Dr Nash then explained that the conceptual framework of population health is influenced by health outcomes, health determinants and policies and interventions. Among health outcomes and their distribution within a population, morbidity, mortality, and quality of life of a patient are impacted. Further, according to Dr Nash, health determinants that influence distribution—including smoking, unhealthy diet, physical inactivity, and alcohol, which account for roughly 40% of all deaths—impact medical care, socioeconomics and genetics. Finally, policies and interventions that impact health determinants impact social, environmental and individual aspects of a patient.   

According to Dr Nash the US currently spends 2% of health care spending on population health. He explained, however, that chronic disease, which equals 80% of total disease burden, has no dedicated federal funding stream. 

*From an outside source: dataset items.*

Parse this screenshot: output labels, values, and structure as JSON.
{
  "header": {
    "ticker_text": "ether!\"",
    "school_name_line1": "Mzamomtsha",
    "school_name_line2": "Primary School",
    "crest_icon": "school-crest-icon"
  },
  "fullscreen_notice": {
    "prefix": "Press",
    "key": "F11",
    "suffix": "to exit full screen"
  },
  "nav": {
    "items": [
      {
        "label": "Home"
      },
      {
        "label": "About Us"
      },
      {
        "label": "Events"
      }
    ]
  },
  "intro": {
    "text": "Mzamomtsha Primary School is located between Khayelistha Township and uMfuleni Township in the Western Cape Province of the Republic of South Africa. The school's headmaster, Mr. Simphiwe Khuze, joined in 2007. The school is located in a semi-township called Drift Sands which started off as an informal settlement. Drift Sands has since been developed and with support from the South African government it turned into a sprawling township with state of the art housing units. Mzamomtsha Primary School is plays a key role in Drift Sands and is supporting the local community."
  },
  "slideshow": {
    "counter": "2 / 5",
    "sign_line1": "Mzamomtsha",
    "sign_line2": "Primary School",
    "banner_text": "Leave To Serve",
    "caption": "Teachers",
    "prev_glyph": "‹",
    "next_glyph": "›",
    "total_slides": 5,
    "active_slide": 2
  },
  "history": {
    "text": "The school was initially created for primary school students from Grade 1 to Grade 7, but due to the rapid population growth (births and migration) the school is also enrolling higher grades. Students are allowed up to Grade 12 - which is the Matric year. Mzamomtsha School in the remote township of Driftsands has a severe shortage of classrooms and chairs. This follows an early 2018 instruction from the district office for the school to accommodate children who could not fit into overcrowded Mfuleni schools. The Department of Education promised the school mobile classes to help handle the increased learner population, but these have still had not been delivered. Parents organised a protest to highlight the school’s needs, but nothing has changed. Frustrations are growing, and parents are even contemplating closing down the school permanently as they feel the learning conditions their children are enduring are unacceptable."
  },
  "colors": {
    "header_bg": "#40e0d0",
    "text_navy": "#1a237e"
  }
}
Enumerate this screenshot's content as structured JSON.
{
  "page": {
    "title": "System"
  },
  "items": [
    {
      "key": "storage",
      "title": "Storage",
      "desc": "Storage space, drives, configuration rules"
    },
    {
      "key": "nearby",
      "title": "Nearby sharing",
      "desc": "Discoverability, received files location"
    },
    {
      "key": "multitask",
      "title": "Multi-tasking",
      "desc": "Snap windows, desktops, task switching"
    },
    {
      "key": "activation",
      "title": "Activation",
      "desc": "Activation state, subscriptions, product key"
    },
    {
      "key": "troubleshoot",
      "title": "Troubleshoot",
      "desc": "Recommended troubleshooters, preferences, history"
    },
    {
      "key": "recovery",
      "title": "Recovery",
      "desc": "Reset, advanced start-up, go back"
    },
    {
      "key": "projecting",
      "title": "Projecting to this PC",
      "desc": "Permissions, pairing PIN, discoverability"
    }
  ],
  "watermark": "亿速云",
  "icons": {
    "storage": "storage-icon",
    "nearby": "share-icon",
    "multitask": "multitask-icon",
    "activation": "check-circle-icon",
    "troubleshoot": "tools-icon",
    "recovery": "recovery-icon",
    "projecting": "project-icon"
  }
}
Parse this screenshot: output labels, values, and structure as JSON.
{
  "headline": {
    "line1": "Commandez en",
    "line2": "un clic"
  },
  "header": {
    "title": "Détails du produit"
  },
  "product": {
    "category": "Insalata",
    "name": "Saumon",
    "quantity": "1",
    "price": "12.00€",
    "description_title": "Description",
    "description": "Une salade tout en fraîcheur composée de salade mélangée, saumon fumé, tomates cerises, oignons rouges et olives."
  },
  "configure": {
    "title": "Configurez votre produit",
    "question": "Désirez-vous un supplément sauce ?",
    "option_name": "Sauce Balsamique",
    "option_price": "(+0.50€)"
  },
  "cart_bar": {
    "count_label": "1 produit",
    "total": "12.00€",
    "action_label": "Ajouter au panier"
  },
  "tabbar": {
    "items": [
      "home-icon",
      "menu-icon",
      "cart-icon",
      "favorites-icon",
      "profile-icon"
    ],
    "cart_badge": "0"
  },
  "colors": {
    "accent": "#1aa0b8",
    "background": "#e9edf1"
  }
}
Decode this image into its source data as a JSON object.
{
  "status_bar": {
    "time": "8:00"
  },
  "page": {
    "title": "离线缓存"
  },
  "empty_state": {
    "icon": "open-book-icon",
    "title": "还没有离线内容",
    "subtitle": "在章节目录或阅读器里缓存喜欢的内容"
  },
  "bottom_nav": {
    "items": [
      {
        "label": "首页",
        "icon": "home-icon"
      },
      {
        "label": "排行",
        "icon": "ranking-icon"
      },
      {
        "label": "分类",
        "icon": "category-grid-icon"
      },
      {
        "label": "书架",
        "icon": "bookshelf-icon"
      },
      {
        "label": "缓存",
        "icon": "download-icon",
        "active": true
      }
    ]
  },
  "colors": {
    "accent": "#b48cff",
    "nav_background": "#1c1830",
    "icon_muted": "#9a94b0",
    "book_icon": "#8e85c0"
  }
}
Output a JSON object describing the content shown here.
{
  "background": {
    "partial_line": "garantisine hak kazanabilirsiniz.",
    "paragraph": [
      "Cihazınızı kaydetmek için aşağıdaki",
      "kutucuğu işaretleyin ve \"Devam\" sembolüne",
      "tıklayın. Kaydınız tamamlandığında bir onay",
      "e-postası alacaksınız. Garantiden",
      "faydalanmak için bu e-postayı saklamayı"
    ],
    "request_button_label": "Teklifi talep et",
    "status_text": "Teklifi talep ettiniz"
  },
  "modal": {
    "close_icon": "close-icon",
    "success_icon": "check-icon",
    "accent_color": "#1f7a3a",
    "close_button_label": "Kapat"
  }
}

He explained that the major themes moving forward should include transparency, accountability, and “no outcome, no income.”

Dr Nash said in order to meet these themes, the health care system must change the culture. He explained that this is a multistep process. Included in Dr Nash’s process is:

  • Practice based evidence;
  • Reduce unexplained clinical variation;
  • Reducing slavish adherence to professional autonomy;
  • Continuously measure and close feedback loop; and,
  • Engage with patients across the continuum of care.  

He also said that it is important to connect at the individual level, especially in this time of technology, and he referenced the use of Amazon’s Alexa in the future.  

Dr Nash ended his session with a quote from John P Kotter from Harvard Business School:

“The institutionalization of leadership training is one of the key attributes of good leadership.”

In response to this quote, Dr Nash translated it into his own words saying:

“One of the obligations of the leaders of today, is the training of the leaders of tomorrow, and that’s what you and I are doing here today, tomorrow, and the day after.”